Except it’s not really is it?  Where there’s innovation, there’s a cost.  There’s an opportunity, sure but there’s time, people, materials, trials, management, analysis, results – innovating is FAR FROM free.

Yet we all know we cannot survive without it.  Some form of innovation is crucial to keep our customers happy, to keep our products and services relevant and some form of energy and fulfillment of our own people in their work.

Yet this is the “rubber hits the road” stuff.  We need to speculate to accumulate as the saying goes.  Invest in some innovation to give us a competitive advantage so to NOT innovate is madness.  How much then, do we sanction innovation type activities and then hope for the best?  Do we bring something of a managed environment to this so we can track costs and likely benefits?  That hardly feels innovative though does it?

There is though, a way to make innovating as free as possible.  And it’s been around as a theory for a few years.  Potentially masquerading as that lean management principle “continuous improvement”.

The free innovation principle then is Innovation as Usual.  Pioneered, championed and extolled by Thomas Wedells-Wedellsborg in his 2013 book of the same name with Paddy Miller.

What’s so different about this approach you may say?  We adopt an “innovation culture” so we MUST be doing this?

Well here’s the six areas to focus on and prove that concept is a reality:

  • Focus: direct the search for innovation and help people focus on what matters
  • Connect: help people connect outside the organization for new insight
  • Tweak: make people challenge their understanding of the problem
  • Filter: help people continually evaluate and discard ideas
  • Stealthstorm: help people navigate the politics of innovation
  • Persist: motivate innovators to keep going

Focus is not about restricting innovative thoughts and actions, it’s about channeling the energy so that the efforts are maximised and there’s a chance something innovative will take off because it’s relevant, super-useful and makes a difference.  It’s part of the innovation process to get random; abstract and so on but when it counts, it has to have yield, impact and resonance.

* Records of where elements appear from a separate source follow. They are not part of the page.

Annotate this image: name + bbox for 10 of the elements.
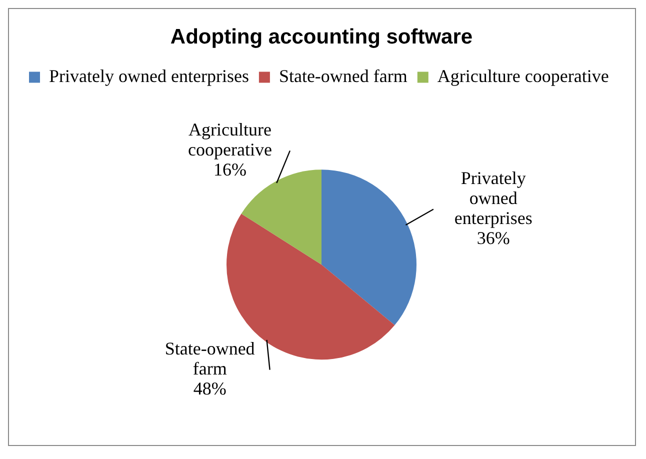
slice-label: Privately owned enterprises bbox=[454, 168, 532, 228]
slice-label: State-owned farm bbox=[164, 338, 255, 379]
chart-title: Adopting accounting software bbox=[170, 25, 473, 48]
legend-label: State-owned farm bbox=[278, 66, 408, 86]
slice-label: Agriculture cooperative bbox=[188, 119, 272, 160]
data-label: 36% bbox=[476, 228, 510, 248]
legend-label: Privately owned enterprises bbox=[49, 66, 249, 86]
data-label: 16% bbox=[213, 159, 246, 180]
data-label: 48% bbox=[193, 378, 226, 399]
legend-label: Agriculture cooperative bbox=[437, 66, 609, 86]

Connecting is about the source of inspiration, testing theories, seeking “white space” around existing documented ways and methods.  What good is it to benchmark similar organisations when all you’re likely to get is shaded variants of what you already have when you could go wild and find something unrelated but massively useful.  Care workers go visit art studios and technology companies to find out about use of light and space that lift human spirits.  When we’re in our own company all we feel is homogeneity, when we go outside of that space, we see patterns and tangents that spark our imagination.

Tweaking is an approach that Malcolm Gladwell labelled at Steve Jobs.  Influenced by Xerox’s pointing device; passionate about fonts; and obsessed about elegance, Jobs was a tinkerer or a tweaker according to Gladwell.  He looked at problems with a tweaked approach to come up with a solution that in itself, was almost so obvious when unveiled, others wondered why they didn’t think of it.

Filtering is that rare gift in an innovator – the ability to rightly rule out cul-de-sacs of innovation versus freeways of exponential benefits type innovation.  How well you filter and are honest with yourself will determine how much of the right kind of innovation gets your energy and attention.  And then of course, how well it succeeds because you discarded less likely versions or ideas that could have distracted you.

Stealth is one way of looking at a subterfuged way of innovating – keeping it underground so it doesn’t get killed by bureaucrats, egos or envy.  Working something up, trialling it, having a secret creates not only a positive deviant approach to innovation, but also trying things out and proving their worth before disbelievers and doubters get a hold of something means it is more likely to succeed even if the doubters accept it through gritted teeth.

Persistence is probably the toughest of all things when innovating.  Keeping the faith, trialling and iterating on your designs all test your belief in your innovation, yet are necessary when it comes to normalising and regularising your innovation.  Yet the most tenacious of innovators get there in the end.  Edison’s famous 1000 ways a lightbulb wouldn’t work kind of persistence.

So innovation as usual is the cheapest, leanest and potentially most potent strategy you can have to innovate for free.  So I guess if you DO have an innovation culture, the absorbed “innovation as usual” approach is perhaps your ultimate, unseen, mark of success.